Roctavian is supplied as a one-time single-dose intravenous infusion,
- Perform baseline testing to select patients, including testing for pre-existing antibodies to adeno-associated virus serotype 5 (AAV5), factor VIII inhibitor presence, and liver health assessments.
- The recommended dose of Roctavian is 6 × 1013 vector genomes (vg) per kg of body weight.
- Start the infusion at 1 mL/min. If tolerated, the rate may be increased every 30 minutes by 1 mL/min up to a maximum rate of 4 mL/min.
Mechanism of Action
Roctavian (valoctocogene roxaparvovec-rvox) is an adeno-associated virus serotype 5 (AAV5) based gene therapy vector, designed to introduce a functional copy of a transgene encoding the B-domain deleted SQ form of human coagulation factor VIII (hFVIII-SQ). Transcription of this transgene occurs within the liver, using a liver-specific promoter, which results in the expression of hFVIII-SQ. The expressed hFVIII-SQ replaces the missing coagulation factor VIII needed for effective hemostasis.
Side Effects
Side effects associated with the use of Roctavian may include, but are not limited to, the following:
- nausea
- fatigue
- headache
- infusion-related reactions
- vomiting
- abdominal pain
Most common laboratory abnormalities (incidence ≥ 10%) include:
- alanine aminotransferase (ALT)
- aspartate aminotransferase (AST)
- lactate dehydrogenase (LDH)
- creatine phosphokinase (CPK)
- factor VIII activity levels
- gamma-glutamyl transferase (GGT)
- bilirubin > ULN
Clinical Trial Results
FDA approval was based on data from the global Phase 3 GENEr8-1 study. Of the 134 patients who received Roctavian in the study, 112 patients had baseline annualized bleeding rate (ABR) data prospectively collected during a period of at least six months on FVIII prophylaxis prior to receiving Roctavia. The remaining 22 patients had baseline ABR collected retrospectively. All patients were followed for at least 3 years.

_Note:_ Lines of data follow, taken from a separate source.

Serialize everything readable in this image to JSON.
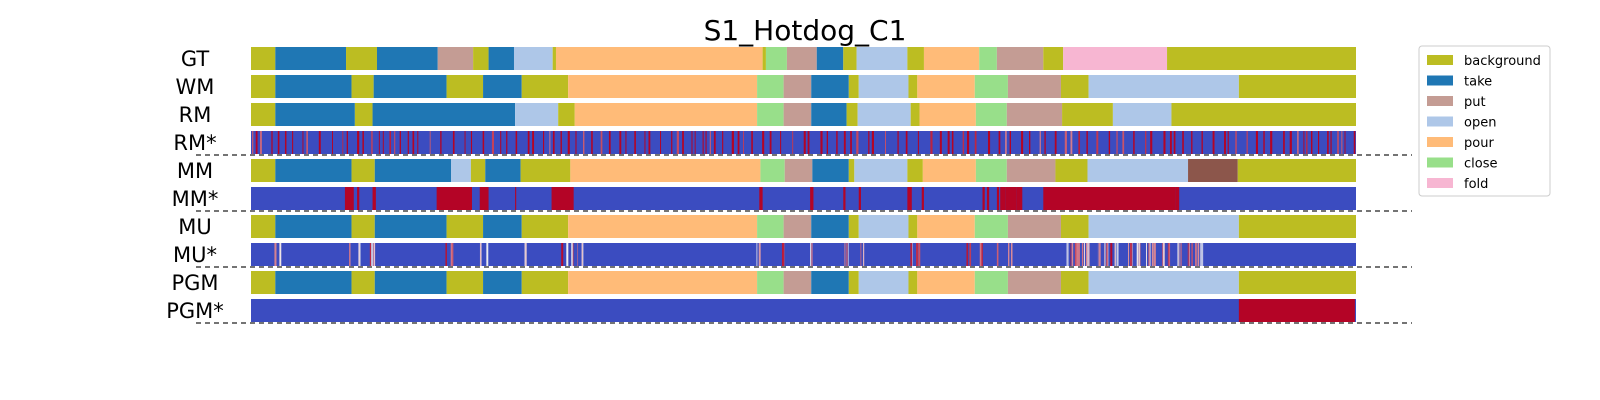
{
  "chart_data": {
    "type": "segmentation-timeline",
    "title": "S1_Hotdog_C1",
    "x_range": [
      0,
      100
    ],
    "legend": {
      "placement": "top-right",
      "entries": [
        {
          "name": "background",
          "color": "#bcbd22"
        },
        {
          "name": "take",
          "color": "#1f77b4"
        },
        {
          "name": "put",
          "color": "#c49c94"
        },
        {
          "name": "open",
          "color": "#aec7e8"
        },
        {
          "name": "pour",
          "color": "#ffbb78"
        },
        {
          "name": "close",
          "color": "#98df8a"
        },
        {
          "name": "fold",
          "color": "#f7b6d2"
        }
      ]
    },
    "extra_colors": {
      "unlisted_class": "#8c564b",
      "confidence_low": "#3b4cc0",
      "confidence_high": "#b40426"
    },
    "rows": [
      {
        "label": "GT",
        "kind": "segments",
        "segments": [
          {
            "start": 0,
            "end": 2.2,
            "class": "background"
          },
          {
            "start": 2.2,
            "end": 8.6,
            "class": "take"
          },
          {
            "start": 8.6,
            "end": 11.4,
            "class": "background"
          },
          {
            "start": 11.4,
            "end": 16.9,
            "class": "take"
          },
          {
            "start": 16.9,
            "end": 20.1,
            "class": "put"
          },
          {
            "start": 20.1,
            "end": 21.5,
            "class": "background"
          },
          {
            "start": 21.5,
            "end": 23.8,
            "class": "take"
          },
          {
            "start": 23.8,
            "end": 27.3,
            "class": "open"
          },
          {
            "start": 27.3,
            "end": 27.6,
            "class": "background"
          },
          {
            "start": 27.6,
            "end": 46.3,
            "class": "pour"
          },
          {
            "start": 46.3,
            "end": 46.6,
            "class": "background"
          },
          {
            "start": 46.6,
            "end": 48.5,
            "class": "close"
          },
          {
            "start": 48.5,
            "end": 51.2,
            "class": "put"
          },
          {
            "start": 51.2,
            "end": 53.6,
            "class": "take"
          },
          {
            "start": 53.6,
            "end": 54.8,
            "class": "background"
          },
          {
            "start": 54.8,
            "end": 59.4,
            "class": "open"
          },
          {
            "start": 59.4,
            "end": 60.9,
            "class": "background"
          },
          {
            "start": 60.9,
            "end": 65.9,
            "class": "pour"
          },
          {
            "start": 65.9,
            "end": 67.5,
            "class": "close"
          },
          {
            "start": 67.5,
            "end": 71.7,
            "class": "put"
          },
          {
            "start": 71.7,
            "end": 73.5,
            "class": "background"
          },
          {
            "start": 73.5,
            "end": 82.9,
            "class": "fold"
          },
          {
            "start": 82.9,
            "end": 100,
            "class": "background"
          }
        ]
      },
      {
        "label": "WM",
        "kind": "segments",
        "segments": [
          {
            "start": 0,
            "end": 2.2,
            "class": "background"
          },
          {
            "start": 2.2,
            "end": 9.1,
            "class": "take"
          },
          {
            "start": 9.1,
            "end": 11.1,
            "class": "background"
          },
          {
            "start": 11.1,
            "end": 17.7,
            "class": "take"
          },
          {
            "start": 17.7,
            "end": 21.0,
            "class": "background"
          },
          {
            "start": 21.0,
            "end": 24.5,
            "class": "take"
          },
          {
            "start": 24.5,
            "end": 28.7,
            "class": "background"
          },
          {
            "start": 28.7,
            "end": 45.8,
            "class": "pour"
          },
          {
            "start": 45.8,
            "end": 48.2,
            "class": "close"
          },
          {
            "start": 48.2,
            "end": 50.7,
            "class": "put"
          },
          {
            "start": 50.7,
            "end": 54.1,
            "class": "take"
          },
          {
            "start": 54.1,
            "end": 55.0,
            "class": "background"
          },
          {
            "start": 55.0,
            "end": 59.5,
            "class": "open"
          },
          {
            "start": 59.5,
            "end": 60.3,
            "class": "background"
          },
          {
            "start": 60.3,
            "end": 65.5,
            "class": "pour"
          },
          {
            "start": 65.5,
            "end": 68.5,
            "class": "close"
          },
          {
            "start": 68.5,
            "end": 73.3,
            "class": "put"
          },
          {
            "start": 73.3,
            "end": 75.8,
            "class": "background"
          },
          {
            "start": 75.8,
            "end": 89.4,
            "class": "open"
          },
          {
            "start": 89.4,
            "end": 100,
            "class": "background"
          }
        ]
      },
      {
        "label": "RM",
        "kind": "segments",
        "segments": [
          {
            "start": 0,
            "end": 2.2,
            "class": "background"
          },
          {
            "start": 2.2,
            "end": 9.4,
            "class": "take"
          },
          {
            "start": 9.4,
            "end": 11.0,
            "class": "background"
          },
          {
            "start": 11.0,
            "end": 23.9,
            "class": "take"
          },
          {
            "start": 23.9,
            "end": 27.8,
            "class": "open"
          },
          {
            "start": 27.8,
            "end": 29.3,
            "class": "background"
          },
          {
            "start": 29.3,
            "end": 45.8,
            "class": "pour"
          },
          {
            "start": 45.8,
            "end": 48.2,
            "class": "close"
          },
          {
            "start": 48.2,
            "end": 50.7,
            "class": "put"
          },
          {
            "start": 50.7,
            "end": 53.9,
            "class": "take"
          },
          {
            "start": 53.9,
            "end": 54.9,
            "class": "background"
          },
          {
            "start": 54.9,
            "end": 59.7,
            "class": "open"
          },
          {
            "start": 59.7,
            "end": 60.5,
            "class": "background"
          },
          {
            "start": 60.5,
            "end": 65.6,
            "class": "pour"
          },
          {
            "start": 65.6,
            "end": 68.4,
            "class": "close"
          },
          {
            "start": 68.4,
            "end": 73.4,
            "class": "put"
          },
          {
            "start": 73.4,
            "end": 78.0,
            "class": "background"
          },
          {
            "start": 78.0,
            "end": 83.3,
            "class": "open"
          },
          {
            "start": 83.3,
            "end": 100,
            "class": "background"
          }
        ]
      },
      {
        "label": "RM*",
        "kind": "confidence",
        "pattern": "dense",
        "seed": 11
      },
      {
        "label": "MM",
        "kind": "segments",
        "segments": [
          {
            "start": 0,
            "end": 2.2,
            "class": "background"
          },
          {
            "start": 2.2,
            "end": 9.1,
            "class": "take"
          },
          {
            "start": 9.1,
            "end": 11.2,
            "class": "background"
          },
          {
            "start": 11.2,
            "end": 18.1,
            "class": "take"
          },
          {
            "start": 18.1,
            "end": 19.9,
            "class": "open"
          },
          {
            "start": 19.9,
            "end": 21.2,
            "class": "background"
          },
          {
            "start": 21.2,
            "end": 24.4,
            "class": "take"
          },
          {
            "start": 24.4,
            "end": 28.9,
            "class": "background"
          },
          {
            "start": 28.9,
            "end": 46.1,
            "class": "pour"
          },
          {
            "start": 46.1,
            "end": 48.3,
            "class": "close"
          },
          {
            "start": 48.3,
            "end": 50.8,
            "class": "put"
          },
          {
            "start": 50.8,
            "end": 54.1,
            "class": "take"
          },
          {
            "start": 54.1,
            "end": 54.6,
            "class": "background"
          },
          {
            "start": 54.6,
            "end": 59.4,
            "class": "open"
          },
          {
            "start": 59.4,
            "end": 60.8,
            "class": "background"
          },
          {
            "start": 60.8,
            "end": 65.6,
            "class": "pour"
          },
          {
            "start": 65.6,
            "end": 68.4,
            "class": "close"
          },
          {
            "start": 68.4,
            "end": 72.8,
            "class": "put"
          },
          {
            "start": 72.8,
            "end": 75.7,
            "class": "background"
          },
          {
            "start": 75.7,
            "end": 84.8,
            "class": "open"
          },
          {
            "start": 84.8,
            "end": 89.3,
            "class": "unlisted_class"
          },
          {
            "start": 89.3,
            "end": 100,
            "class": "background"
          }
        ]
      },
      {
        "label": "MM*",
        "kind": "confidence",
        "pattern": "blocks",
        "blocks": [
          [
            8.5,
            9.3
          ],
          [
            9.6,
            9.8
          ],
          [
            11.0,
            11.3
          ],
          [
            16.8,
            20.0
          ],
          [
            20.7,
            21.5
          ],
          [
            23.9,
            24.0
          ],
          [
            27.2,
            29.2
          ],
          [
            46.0,
            46.3
          ],
          [
            50.6,
            50.9
          ],
          [
            53.6,
            53.8
          ],
          [
            55.0,
            55.2
          ],
          [
            59.4,
            59.8
          ],
          [
            60.7,
            60.9
          ],
          [
            66.2,
            66.4
          ],
          [
            66.6,
            66.8
          ],
          [
            67.5,
            67.7
          ],
          [
            67.8,
            68.3
          ],
          [
            68.3,
            69.3
          ],
          [
            69.3,
            69.8
          ],
          [
            71.7,
            83.7
          ],
          [
            83.7,
            84.0
          ]
        ]
      },
      {
        "label": "MU",
        "kind": "segments",
        "segments": [
          {
            "start": 0,
            "end": 2.2,
            "class": "background"
          },
          {
            "start": 2.2,
            "end": 9.1,
            "class": "take"
          },
          {
            "start": 9.1,
            "end": 11.2,
            "class": "background"
          },
          {
            "start": 11.2,
            "end": 17.7,
            "class": "take"
          },
          {
            "start": 17.7,
            "end": 21.0,
            "class": "background"
          },
          {
            "start": 21.0,
            "end": 24.5,
            "class": "take"
          },
          {
            "start": 24.5,
            "end": 28.7,
            "class": "background"
          },
          {
            "start": 28.7,
            "end": 45.8,
            "class": "pour"
          },
          {
            "start": 45.8,
            "end": 48.2,
            "class": "close"
          },
          {
            "start": 48.2,
            "end": 50.7,
            "class": "put"
          },
          {
            "start": 50.7,
            "end": 54.1,
            "class": "take"
          },
          {
            "start": 54.1,
            "end": 55.0,
            "class": "background"
          },
          {
            "start": 55.0,
            "end": 59.5,
            "class": "open"
          },
          {
            "start": 59.5,
            "end": 60.3,
            "class": "background"
          },
          {
            "start": 60.3,
            "end": 65.5,
            "class": "pour"
          },
          {
            "start": 65.5,
            "end": 68.5,
            "class": "close"
          },
          {
            "start": 68.5,
            "end": 73.3,
            "class": "put"
          },
          {
            "start": 73.3,
            "end": 75.8,
            "class": "background"
          },
          {
            "start": 75.8,
            "end": 89.4,
            "class": "open"
          },
          {
            "start": 89.4,
            "end": 100,
            "class": "background"
          }
        ]
      },
      {
        "label": "MU*",
        "kind": "confidence",
        "pattern": "bursts",
        "seed": 29,
        "bursts": [
          [
            1.9,
            2.8
          ],
          [
            8.8,
            11.2
          ],
          [
            17.5,
            18.2
          ],
          [
            20.7,
            21.4
          ],
          [
            24.2,
            24.8
          ],
          [
            27.8,
            30.0
          ],
          [
            45.6,
            46.1
          ],
          [
            47.8,
            48.3
          ],
          [
            50.4,
            51.0
          ],
          [
            53.7,
            54.4
          ],
          [
            55.1,
            55.6
          ],
          [
            59.3,
            60.6
          ],
          [
            64.7,
            65.2
          ],
          [
            65.9,
            66.2
          ],
          [
            67.2,
            67.7
          ],
          [
            68.5,
            68.9
          ],
          [
            73.1,
            77.1
          ],
          [
            77.1,
            86.3
          ]
        ]
      },
      {
        "label": "PGM",
        "kind": "segments",
        "segments": [
          {
            "start": 0,
            "end": 2.2,
            "class": "background"
          },
          {
            "start": 2.2,
            "end": 9.1,
            "class": "take"
          },
          {
            "start": 9.1,
            "end": 11.2,
            "class": "background"
          },
          {
            "start": 11.2,
            "end": 17.7,
            "class": "take"
          },
          {
            "start": 17.7,
            "end": 21.0,
            "class": "background"
          },
          {
            "start": 21.0,
            "end": 24.5,
            "class": "take"
          },
          {
            "start": 24.5,
            "end": 28.7,
            "class": "background"
          },
          {
            "start": 28.7,
            "end": 45.8,
            "class": "pour"
          },
          {
            "start": 45.8,
            "end": 48.2,
            "class": "close"
          },
          {
            "start": 48.2,
            "end": 50.7,
            "class": "put"
          },
          {
            "start": 50.7,
            "end": 54.1,
            "class": "take"
          },
          {
            "start": 54.1,
            "end": 55.0,
            "class": "background"
          },
          {
            "start": 55.0,
            "end": 59.5,
            "class": "open"
          },
          {
            "start": 59.5,
            "end": 60.3,
            "class": "background"
          },
          {
            "start": 60.3,
            "end": 65.5,
            "class": "pour"
          },
          {
            "start": 65.5,
            "end": 68.5,
            "class": "close"
          },
          {
            "start": 68.5,
            "end": 73.3,
            "class": "put"
          },
          {
            "start": 73.3,
            "end": 75.8,
            "class": "background"
          },
          {
            "start": 75.8,
            "end": 89.4,
            "class": "open"
          },
          {
            "start": 89.4,
            "end": 100,
            "class": "background"
          }
        ]
      },
      {
        "label": "PGM*",
        "kind": "confidence",
        "pattern": "blocks",
        "blocks": [
          [
            89.4,
            99.9
          ]
        ]
      }
    ]
  }
}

The 112 patients in whom 6-month baseline ABR was collected prospectively experienced a mean ABR reduction of 52% after receiving Roctavian (2.6 bleeds/year) through end of follow-up (median of three years) compared to their baseline ABR while receiving routine FVIII prophylaxis (5.4 bleeds/year). This result was based on an FDA analysis that imputed an ABR of 35 in 13 patients for the periods when these patients were on prophylaxis. These patients also reported a substantial reduction in the rate of spontaneous bleeds and joint bleeds following treatment with Roctavian (observed mean ABR of 0.5 bleeds/year for spontaneous bleeds and 0.6 bleeds/year for joint bleeds) compared to their baseline rate while receiving routine FVIII prophylaxis (observed mean ABR of 2.3 bleeds/year for spontaneous bleeds and 3.1 bleeds/year for joint bleeds).
The majority of study participants continued to respond to treatment through year three and beyond, without supplemental use of regular prophylaxis.